From 1936 when he first meandered slowly—sometimes very slowly—down his route, Beasley has served to slyly reference both our deepest suspicions ab
out the men and women that come into contact with our mail (they must read the postcards, right?) and our best wishes for them—that they can be a part of our family. His bond with the Bumsteads is reminiscent of a quieter period in American life, when we had the time to invite the postman in for a cup of coffee, a slice of pie, and a chat. Now figures like Mr. Beasley may only be able to survive in the pages of the comics, but it’s nice to know that even in this era of electronic missives and digital communiqués, some things are still as constant as the mail.
The Bumsteads’ friendly neighborhood postman, Mr. Beasley is a familiar face and a crash test dummy. Neither rain nor sleet nor being pummeled by Dagwood’s hasty morning exits will ever keep this mailman from his appointed rounds.

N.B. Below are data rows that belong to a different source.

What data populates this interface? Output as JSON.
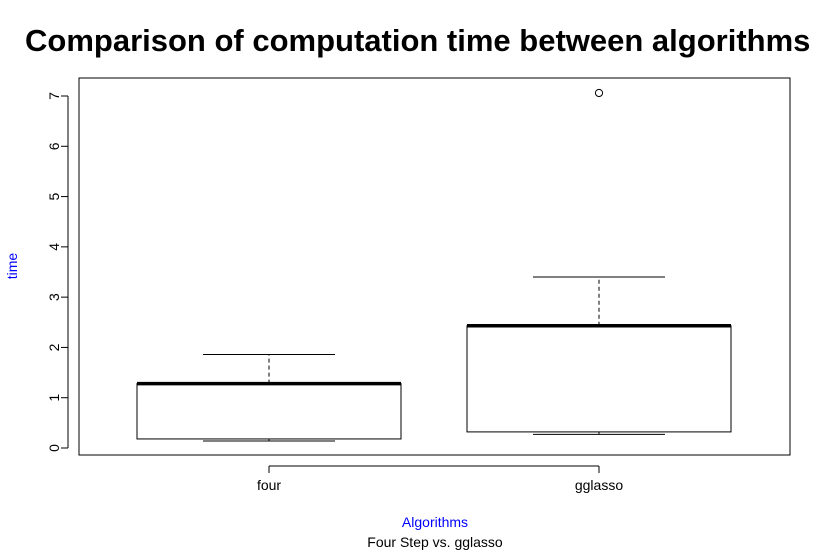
{
  "chart_data": {
    "type": "boxplot",
    "title": "Comparison of computation time between algorithms",
    "subtitle": "Four Step vs. gglasso",
    "xlabel": "Algorithms",
    "ylabel": "time",
    "label_color": "#0000ff",
    "categories": [
      "four",
      "gglasso"
    ],
    "y_ticks": [
      "0",
      "1",
      "2",
      "3",
      "4",
      "5",
      "6",
      "7"
    ],
    "ylim": [
      -0.1,
      7.35
    ],
    "boxes": [
      {
        "name": "four",
        "whisker_low": 0.14,
        "q1": 0.18,
        "median": 1.28,
        "q3": 1.28,
        "whisker_high": 1.86,
        "outliers": []
      },
      {
        "name": "gglasso",
        "whisker_low": 0.27,
        "q1": 0.32,
        "median": 2.43,
        "q3": 2.43,
        "whisker_high": 3.4,
        "outliers": [
          7.06
        ]
      }
    ]
  }
}
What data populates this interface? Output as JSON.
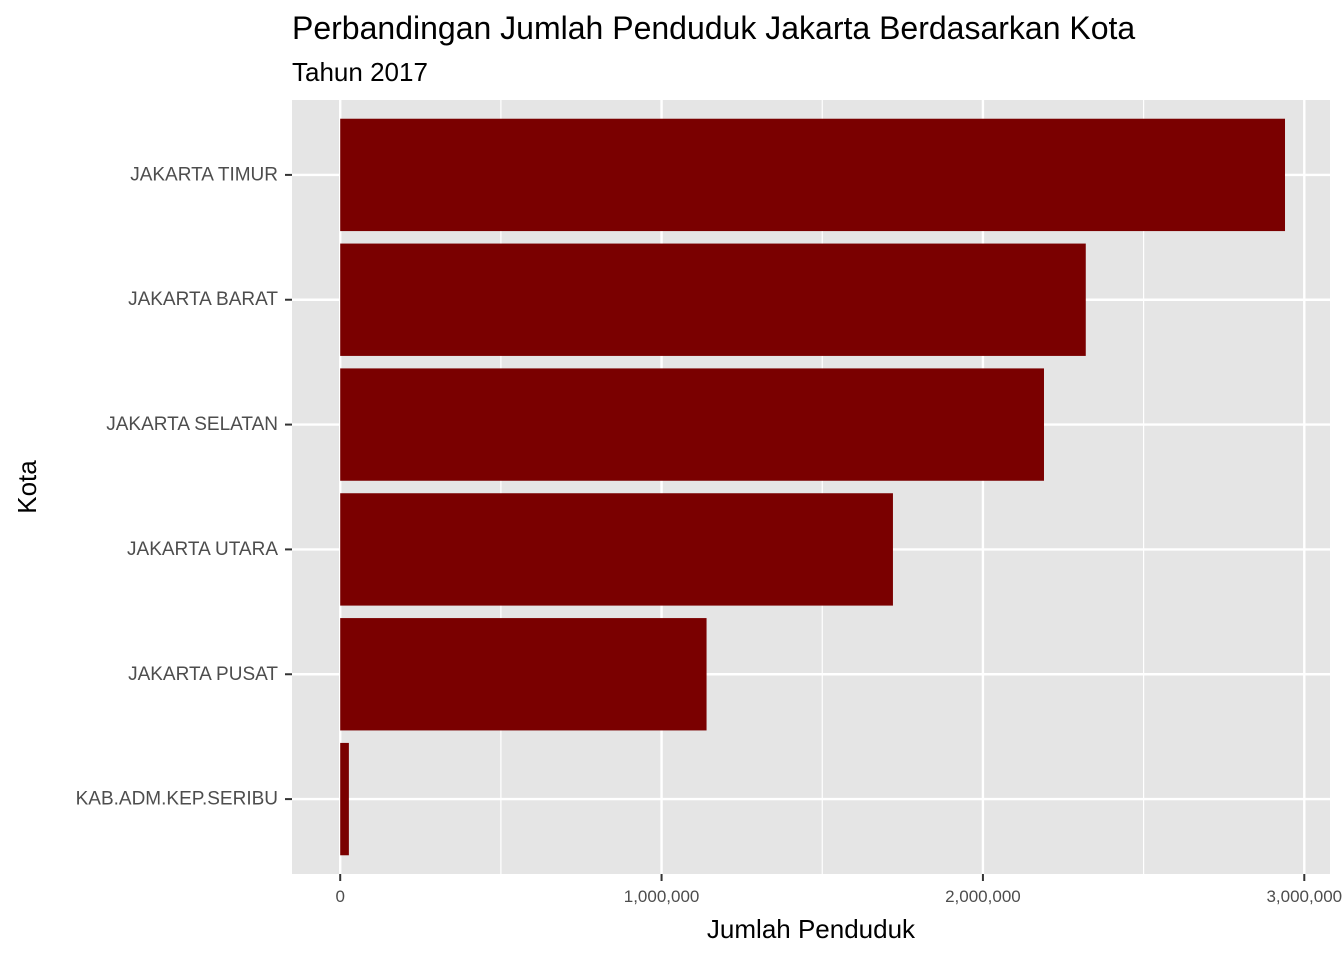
{
  "chart_data": {
    "type": "bar",
    "orientation": "horizontal",
    "title": "Perbandingan Jumlah Penduduk Jakarta Berdasarkan Kota",
    "subtitle": "Tahun 2017",
    "xlabel": "Jumlah Penduduk",
    "ylabel": "Kota",
    "categories": [
      "JAKARTA TIMUR",
      "JAKARTA BARAT",
      "JAKARTA SELATAN",
      "JAKARTA UTARA",
      "JAKARTA PUSAT",
      "KAB.ADM.KEP.SERIBU"
    ],
    "values": [
      2940000,
      2320000,
      2190000,
      1720000,
      1140000,
      27000
    ],
    "xlim": [
      -150000,
      3080000
    ],
    "xticks": [
      0,
      1000000,
      2000000,
      3000000
    ],
    "xtick_labels": [
      "0",
      "1,000,000",
      "2,000,000",
      "3,000,000"
    ],
    "grid": true,
    "legend": "none",
    "bar_color": "#7A0000",
    "panel_background": "#E5E5E5"
  }
}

“Mr. Beasley is probably the hardest-working man in comics; neither sleet nor snow nor rain nor threat of full-body collision can deter him.”
ELMO
With Alexander and Cookie firmly ensconced in their teenage years—as mature as they’re going to get—Chic Young turned to Elmo Tuttle to fulfill the role of the playful, inquisitive child. Perpetually five-year-old Elmo lives across the street from Dagwood and Blondie (and Herb and Tootsie, though he doesn’t seem to bother them nearly as much). Clad in an ever-present baseball hat and sporting a wide grin, Elmo’s carefree (and oddly parent-free) days are filled with softball games, hockey games, skateboarding, and general childhood fun. His companion—and occasional nemesis—for much of this? Dagwood Bumstead, or as Elmo refers to him, Mr. B.